The Five Crosses (in French, Les Cinq Croix) are a set of stone crosses at Ploubezre, near Lannion, Côtes-du-Nord, in Brittany, France, classified as a historic monument by a decree of 7 December 1925 and, as a group, attributed to the 18th century.

The central cross is placed on a tall pillar and has a figure of Christ on one side and of Mary the mother of Jesus on the other. The other crosses are plain except for that immediately to the right of the central cross, which bears the date 1728. The base of another is inscribed with the date 1733.

Differing accounts attribute the central cross to the 15th or 16th century and consider the others to be medieval, while local lore has it that they were erected to commemorate a victory over English invaders. It is also said that they were assembled from various nearby places by the rector of the church to preserve them from destruction or on the occasion of a religious mission, perhaps in 1728 or 1733.
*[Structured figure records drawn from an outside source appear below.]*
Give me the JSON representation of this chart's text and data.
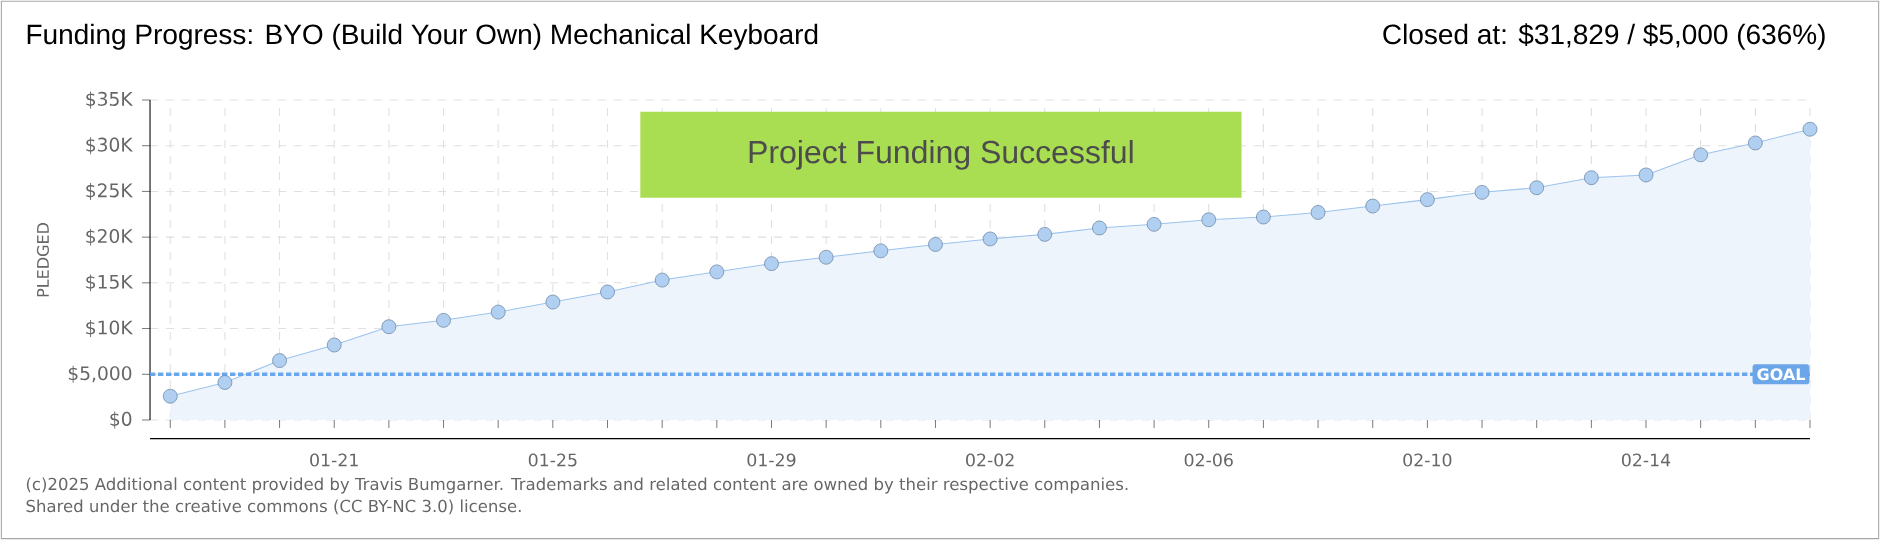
{
  "chart_data": {
    "type": "area",
    "title": "Funding Progress: BYO (Build Your Own) Mechanical Keyboard",
    "subtitle": "Closed at: $31,829 / $5,000 (636%)",
    "ylabel": "PLEDGED",
    "categories": [
      null,
      null,
      null,
      "01-21",
      null,
      null,
      null,
      "01-25",
      null,
      null,
      null,
      "01-29",
      null,
      null,
      null,
      "02-02",
      null,
      null,
      null,
      "02-06",
      null,
      null,
      null,
      "02-10",
      null,
      null,
      null,
      "02-14",
      null,
      null,
      null
    ],
    "series": [
      {
        "color": "#9cc3ee",
        "values": [
          2600,
          4100,
          6500,
          8200,
          10200,
          10900,
          11800,
          12900,
          14000,
          15300,
          16200,
          17100,
          17800,
          18500,
          19200,
          19800,
          20300,
          21000,
          21400,
          21900,
          22200,
          22700,
          23400,
          24100,
          24900,
          25400,
          26500,
          26800,
          29000,
          30300,
          31800
        ]
      }
    ],
    "ylim": [
      0,
      35000
    ],
    "yticks": [
      {
        "value": 0,
        "label": "$0"
      },
      {
        "value": 5000,
        "label": "$5,000"
      },
      {
        "value": 10000,
        "label": "$10K"
      },
      {
        "value": 15000,
        "label": "$15K"
      },
      {
        "value": 20000,
        "label": "$20K"
      },
      {
        "value": 25000,
        "label": "$25K"
      },
      {
        "value": 30000,
        "label": "$30K"
      },
      {
        "value": 35000,
        "label": "$35K"
      }
    ],
    "grid": true,
    "marker": "circle",
    "ref_lines": [
      {
        "axis": "y",
        "value": 5000,
        "label": "GOAL",
        "color": "#6aa6e8",
        "line_style": "dashed"
      }
    ],
    "annotations": [
      "Project Funding Successful",
      "(c)2025 Additional content provided by Travis Bumgarner. Trademarks and related content are owned by their respective companies.",
      "Shared under the creative commons (CC BY-NC 3.0) license."
    ]
  }
}
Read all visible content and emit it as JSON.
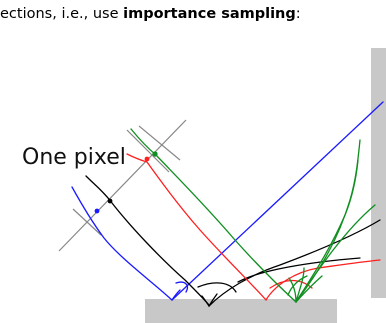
{
  "caption": {
    "prefix": "ections, i.e., use ",
    "emphasis": "importance sampling",
    "suffix": ":"
  },
  "pixel_label": "One pixel",
  "colors": {
    "blue": "#1a1aff",
    "red": "#ff1f1f",
    "green": "#0f8f1f",
    "black": "#000000",
    "surface": "#c8c8c8",
    "wall": "#c8c8c8",
    "pixel_lines": "#888888"
  }
}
The 1826 land survey shows that at that time the crosses stood, with a different orientation, along the road at about 25 metres from their present position.

== Interpretation by E. W. Bullinger ==

Groups of crosses are found also in other parts of Brittany gathered together for reasons that are now difficult to explain. Examples are a pair in front of a chapel at Croaziou and three at Pont Hir.

However, the English theologian E. W. Bullinger (1837–1913) attached special significance to the group of five at Ploubezre, claiming that it was a confirmation of his theory that Jesus was crucified with four, not just two, criminals: two thieves and two other malefactors.

== Another Cinq Croix ==

Outside of Brittany, another French Cinq Croix (Five Crosses) exists, reputedly a monument to five brothers killed in the 11th century in battle against William the Conqueror. Unlike those at Ploubezre, these five crosses are not placed side by side. The monument is at the intersection of route D933 (Route de Houdan) and D136 north toward Marchefroy.